I myself would say “awkward” rather than clumsy, but otherwise Greenberg put his finger on it: Hartley was to Cézanne what Milton Avery, another chronically underappreciated American master, was to Matisse, and it is Cézanne’s deliberately, purposefully awkward way of portraying the visible world that shaped his later style more than that of any other painter. Such artists are rarely fashionable, whether in their own time or for long afterward.
To be sure, most American scholars agree that Hartley was an artist of quality, and you’ll find at least one of his paintings hanging in most American museums, in part because his work is more affordable than that of his celebrated successors. (That’s why Mrs. T and I were able to acquire one of his little-known lithographs in 2006.) Many of the finest paintings and drawings in “Marsden Hartley’s Maine,” for instance, are owned by such regional collections as Maine’s Colby College Art Museum, Arkansas’ Crystal Bridges Museum of American Art, New Hampshire’s Currier Museum of Art, and the Saint Louis Art Museum.
Nevertheless, opportunities to see and digest Hartley’s work in bulk are vanishingly rare, which is part of what makes this well-curated, sensitively hung show so important. It’s not a conventional retrospective, concentrating as it does on his paintings, early and late, of Maine and its people. To the extent that he’s remembered today, it’s for the work that he did in between, especially during the time that he lived in Germany, where he turned out a series of emotionally charged abstract paintings that have long found favor with critics who have little use for the rest of his output.
But Hartley, in his own opinion and in mine as well, was usually at his best when he painted Maine. “Maine is a strong silent country,” he wrote in 1939, “and so I being born there am able to express it in terms of itself with which I am familiar.” Accordingly, “Marsden Hartley’s Maine” contains dozens of stirring canvases that show the state he loved in a wide variety of aspects. My four favorite pieces in the show, “Winter Chaos, Blizzard” (1909), “Smelt Brook Falls” (1937), “Storm Down Pine Point Way, Old Orchard Beach” (1941-43), and “Mount Katahdin, Snow Storm” (1942), are all reproduced here. None is like its companions save in subject matter, yet all are instantly recognizable as his work.
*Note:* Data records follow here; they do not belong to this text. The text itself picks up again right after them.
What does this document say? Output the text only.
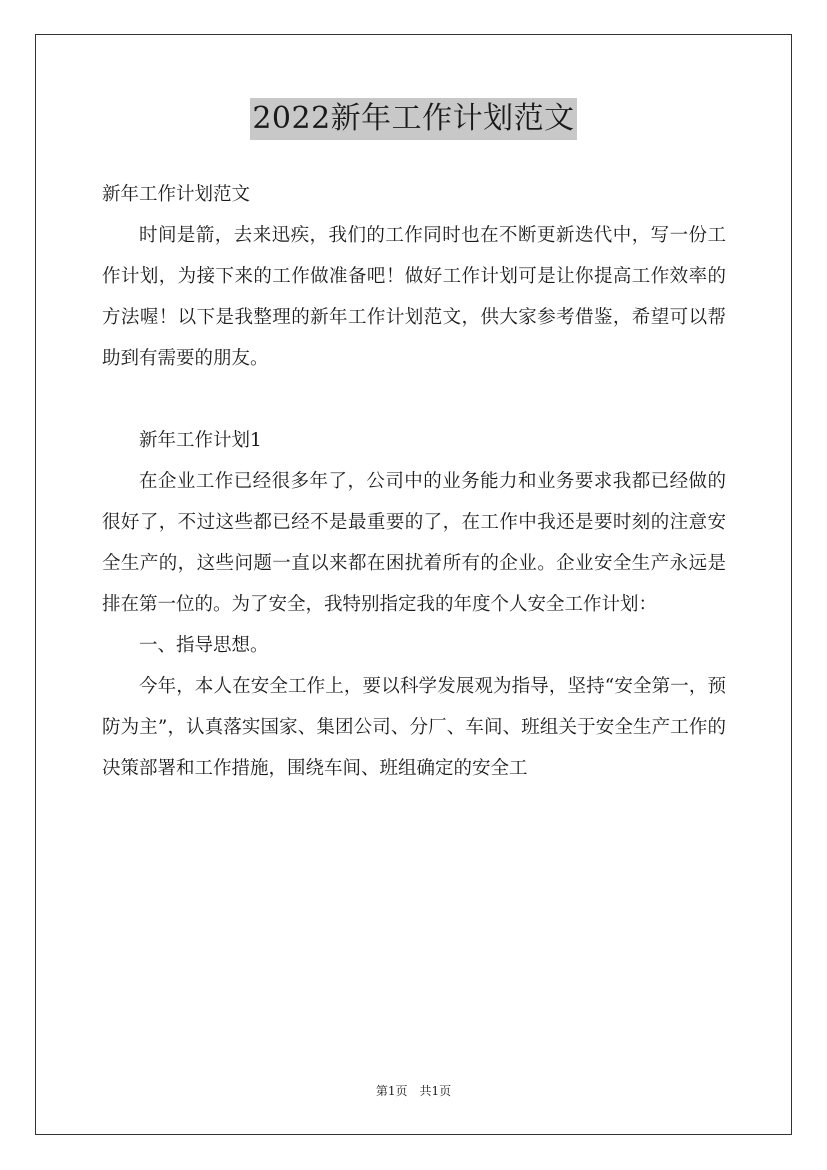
2022新年工作计划范文

新年工作计划范文

时间是箭，去来迅疾，我们的工作同时也在不断更新迭代中，写一份工作计划，为接下来的工作做准备吧！做好工作计划可是让你提高工作效率的方法喔！以下是我整理的新年工作计划范文，供大家参考借鉴，希望可以帮助到有需要的朋友。

新年工作计划1

在企业工作已经很多年了，公司中的业务能力和业务要求我都已经做的很好了，不过这些都已经不是最重要的了，在工作中我还是要时刻的注意安全生产的，这些问题一直以来都在困扰着所有的企业。企业安全生产永远是排在第一位的。为了安全，我特别指定我的年度个人安全工作计划：

一、指导思想。

今年，本人在安全工作上，要以科学发展观为指导，坚持“安全第一，预防为主”，认真落实国家、集团公司、分厂、车间、班组关于安全生产工作的决策部署和工作措施，围绕车间、班组确定的安全工

第1页　共1页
To see them in a single day, along with many other paintings of like quality, was a experience I never thought I’d have.
It’s possible that I wouldn’t have come to love Hartley as passionately as I do had Mrs. T and I not spent so much time up north in recent years. Whenever I see one of his later paintings, I’m put in mind of Maine’s endlessly varied, endlessly fascinating landscapes and seascapes. All the more reason, then, why I should have been so thrilled by “Marsden Hartley’s Maine.” Nobody, not even Winslow Homer or John Marin, has had a richer appreciation of the stony, unyielding beauty of Maine, and I doubt you’ll ever get a better chance to see how much he made of it.